Once upon a time I had a killer program from an outfit called Cultured Code called Xyle Scope that made it as painless as possible to see what style sheet settings affected what text and blocks on a web page, making it far, far easier to make web pages look consistent, and figure out what bit of .css code you needed to adjust.

I realized today, when troubleshooting some display issues in Safari, that I hadn’t used Xyle in a while.

The problem is that there are other options that have improved. Not only does Firefox have a killer javascript debugger that I’ve only scratched the surface of, but has a few decent css debugging tools as well (though not as good as Xyle…). I leave even that alone, because now Safari is up to version 4. The web elements inspector under the debug menu is somewhat clunkier in use, but just as useful information wise. The javascript features give me enough info to fix most of my problems without going into a full debugger. The real killer app feature of this though, and why Xyle hasn’t been opened in forever, is that unlike Xyle Scope, the web elements inspector allows me to see the styling and elements of the web page is it is currently rendered, after content has been dynamically modified via javascript, and not just in the initial load state of the basic web code.

Apparently, even the guys who made it agree, as cultured code no longer even links to it off of their front page.

Two apostrophes and a diff later…

Hooookay. Again the geekery, and also dabbing a toe into a subject that if anything, gets geeks even more fired up than the platform wars (Unix/Mac/Windows/Whatever).

Editors.

One is left wondering how they got themselves into this.

The long and the short is that I saw an article where someone was discussing the power of an ancient, and highly honed text editor in the *nix world called emacs, and how it was again becoming the cool kid on the block. It didn’t hurt that a few days before that I saw one of the guys from Digital Domain at my son’s High School (he was an alumnus there) showing off some of his work – and using a customized emacs editor.
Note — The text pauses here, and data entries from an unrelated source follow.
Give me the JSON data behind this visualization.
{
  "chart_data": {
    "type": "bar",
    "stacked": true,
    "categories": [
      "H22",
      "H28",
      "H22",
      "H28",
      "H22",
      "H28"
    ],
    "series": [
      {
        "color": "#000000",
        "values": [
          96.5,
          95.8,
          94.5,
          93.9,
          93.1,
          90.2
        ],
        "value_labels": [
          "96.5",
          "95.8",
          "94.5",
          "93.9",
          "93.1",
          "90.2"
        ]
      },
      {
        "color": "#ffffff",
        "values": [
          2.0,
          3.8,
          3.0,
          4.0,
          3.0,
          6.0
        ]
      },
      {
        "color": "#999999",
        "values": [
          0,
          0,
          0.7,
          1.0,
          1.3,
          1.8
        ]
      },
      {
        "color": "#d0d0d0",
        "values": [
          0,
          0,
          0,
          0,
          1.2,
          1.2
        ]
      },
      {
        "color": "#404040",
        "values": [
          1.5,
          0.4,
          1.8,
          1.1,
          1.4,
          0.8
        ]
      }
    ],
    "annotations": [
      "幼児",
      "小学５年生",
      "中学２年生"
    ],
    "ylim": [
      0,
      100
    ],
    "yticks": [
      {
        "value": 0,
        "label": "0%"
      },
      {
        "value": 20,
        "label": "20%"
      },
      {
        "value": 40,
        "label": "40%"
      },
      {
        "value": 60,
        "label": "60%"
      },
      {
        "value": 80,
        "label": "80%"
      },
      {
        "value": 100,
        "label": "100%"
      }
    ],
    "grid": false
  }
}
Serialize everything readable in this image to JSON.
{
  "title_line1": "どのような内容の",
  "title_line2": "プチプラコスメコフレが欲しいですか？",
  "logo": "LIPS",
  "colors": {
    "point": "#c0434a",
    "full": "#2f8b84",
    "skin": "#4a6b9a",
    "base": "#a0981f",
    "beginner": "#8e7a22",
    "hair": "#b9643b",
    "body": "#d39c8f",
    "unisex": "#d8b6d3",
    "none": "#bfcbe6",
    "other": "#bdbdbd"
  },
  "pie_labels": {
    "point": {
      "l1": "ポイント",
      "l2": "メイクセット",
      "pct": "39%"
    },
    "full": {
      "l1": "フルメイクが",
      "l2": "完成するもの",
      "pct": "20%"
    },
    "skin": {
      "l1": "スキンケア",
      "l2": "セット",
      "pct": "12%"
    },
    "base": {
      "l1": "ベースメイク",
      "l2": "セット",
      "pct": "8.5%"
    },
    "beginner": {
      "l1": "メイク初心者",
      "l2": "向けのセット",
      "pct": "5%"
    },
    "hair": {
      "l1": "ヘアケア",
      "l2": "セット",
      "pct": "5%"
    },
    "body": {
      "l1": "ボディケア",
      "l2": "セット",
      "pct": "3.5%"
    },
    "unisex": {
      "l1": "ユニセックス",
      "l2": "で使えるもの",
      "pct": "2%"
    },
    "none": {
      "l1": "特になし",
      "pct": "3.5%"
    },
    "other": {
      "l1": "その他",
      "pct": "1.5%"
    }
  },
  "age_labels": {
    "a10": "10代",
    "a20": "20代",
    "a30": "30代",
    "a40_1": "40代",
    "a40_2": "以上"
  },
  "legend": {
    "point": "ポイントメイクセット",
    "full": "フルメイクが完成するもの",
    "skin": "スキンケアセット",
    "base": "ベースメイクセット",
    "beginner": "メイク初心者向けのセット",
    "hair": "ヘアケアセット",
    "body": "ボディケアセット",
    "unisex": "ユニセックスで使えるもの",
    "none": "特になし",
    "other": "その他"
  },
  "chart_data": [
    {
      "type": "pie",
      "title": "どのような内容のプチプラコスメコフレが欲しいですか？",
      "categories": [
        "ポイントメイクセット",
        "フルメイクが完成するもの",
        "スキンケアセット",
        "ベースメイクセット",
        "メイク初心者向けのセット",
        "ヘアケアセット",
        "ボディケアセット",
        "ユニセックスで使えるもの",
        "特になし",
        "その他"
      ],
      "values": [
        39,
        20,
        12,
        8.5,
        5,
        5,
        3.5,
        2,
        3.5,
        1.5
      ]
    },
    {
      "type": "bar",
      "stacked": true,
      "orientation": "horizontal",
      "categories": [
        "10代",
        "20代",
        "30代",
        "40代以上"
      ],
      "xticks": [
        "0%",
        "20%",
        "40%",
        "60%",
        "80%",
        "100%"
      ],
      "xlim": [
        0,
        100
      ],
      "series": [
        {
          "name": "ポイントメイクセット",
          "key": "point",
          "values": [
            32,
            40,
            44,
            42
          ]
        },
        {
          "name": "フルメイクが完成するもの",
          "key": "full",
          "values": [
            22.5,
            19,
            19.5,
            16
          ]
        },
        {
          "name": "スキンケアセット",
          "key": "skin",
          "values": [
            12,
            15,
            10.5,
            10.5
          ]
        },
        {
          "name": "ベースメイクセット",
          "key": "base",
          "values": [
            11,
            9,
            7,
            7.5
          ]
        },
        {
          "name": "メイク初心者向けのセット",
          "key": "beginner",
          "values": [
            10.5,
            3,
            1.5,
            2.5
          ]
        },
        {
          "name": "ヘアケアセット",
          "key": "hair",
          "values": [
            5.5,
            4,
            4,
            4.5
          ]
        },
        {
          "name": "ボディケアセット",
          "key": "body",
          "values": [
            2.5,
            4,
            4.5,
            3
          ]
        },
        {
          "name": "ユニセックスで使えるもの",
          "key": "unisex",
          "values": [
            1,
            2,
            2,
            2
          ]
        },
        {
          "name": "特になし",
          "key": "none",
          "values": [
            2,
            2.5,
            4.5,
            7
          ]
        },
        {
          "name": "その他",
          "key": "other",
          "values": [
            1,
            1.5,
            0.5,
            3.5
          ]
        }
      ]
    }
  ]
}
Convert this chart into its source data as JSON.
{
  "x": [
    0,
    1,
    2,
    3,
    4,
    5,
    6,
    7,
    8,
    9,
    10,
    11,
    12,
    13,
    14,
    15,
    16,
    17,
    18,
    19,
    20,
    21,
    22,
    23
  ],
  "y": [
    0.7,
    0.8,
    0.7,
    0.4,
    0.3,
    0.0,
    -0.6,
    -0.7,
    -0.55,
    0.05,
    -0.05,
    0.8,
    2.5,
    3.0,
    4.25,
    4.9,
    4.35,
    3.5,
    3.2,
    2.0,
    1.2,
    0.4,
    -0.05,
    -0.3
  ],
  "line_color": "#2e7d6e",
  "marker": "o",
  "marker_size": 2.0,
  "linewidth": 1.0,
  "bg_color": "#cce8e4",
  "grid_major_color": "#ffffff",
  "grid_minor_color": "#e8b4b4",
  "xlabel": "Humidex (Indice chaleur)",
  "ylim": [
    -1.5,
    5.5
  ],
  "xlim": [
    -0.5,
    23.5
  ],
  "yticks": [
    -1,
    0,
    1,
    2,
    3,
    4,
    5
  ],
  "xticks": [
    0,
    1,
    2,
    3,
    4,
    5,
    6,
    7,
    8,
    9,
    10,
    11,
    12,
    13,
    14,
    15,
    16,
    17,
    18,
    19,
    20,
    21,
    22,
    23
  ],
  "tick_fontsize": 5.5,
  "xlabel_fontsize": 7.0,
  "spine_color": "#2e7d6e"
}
So I took a plunge, tried the different versions, decided that of the commonly available flavors the current “carbon emacs” was the best, but…..

It just wasn’t me. Powerful, yes, and something I’ll need to ramp up on a bit along with vi when editing text remotely on a server, but….

It was too much work to learn a new set of tools.

Which brought me to another quandary, my two preferred sets of tools. TextMate and BBEdit.

Why two? because neither is exactly what I want either.

Textmate is fresher, more customizable, seems to have a better intuitive grasp of languages, and can easily create some truly killer code snippets I can fire off with a few letters and a tab.

On the other hand, it chokes on some of the larger logfiles I have to parse through, the “find” features don’t color code the matching syntax, comparing two files line by line is so utterly painful I go out o my way to open up BBEdit just to do it when I hit that brick wall, and it can be far too aggressively helpful when it comes to single and double quotes.

I don’t really want or need all of BBEdit’s features… I’ve stripped down my TextMate feature set to just what I need as it is….

But…

If it would deal with large files smoothly without beachballing (for minutes even….), and if the file comparison using “diff” gave me results like BBEdit, I’d be a happy camper and forgive the rest of the annoyances.

I’d also like it if the long-promised version 2 that would make use of the then-new 10.5 “Leopard” features would finally, finally come out.

In All Fairness to Adobe

Adobe did get around to testing CS3 compatibility.

Now – if they had even mentioned that compatibility testing was in the works up front (but that it may be delayed in prioritizing CS4 first – and that bug fixes would depend on the nature of the bug) – a lot of people would have been happy that Adobe wasn’t blowing them off on a product some had only bought a year ago.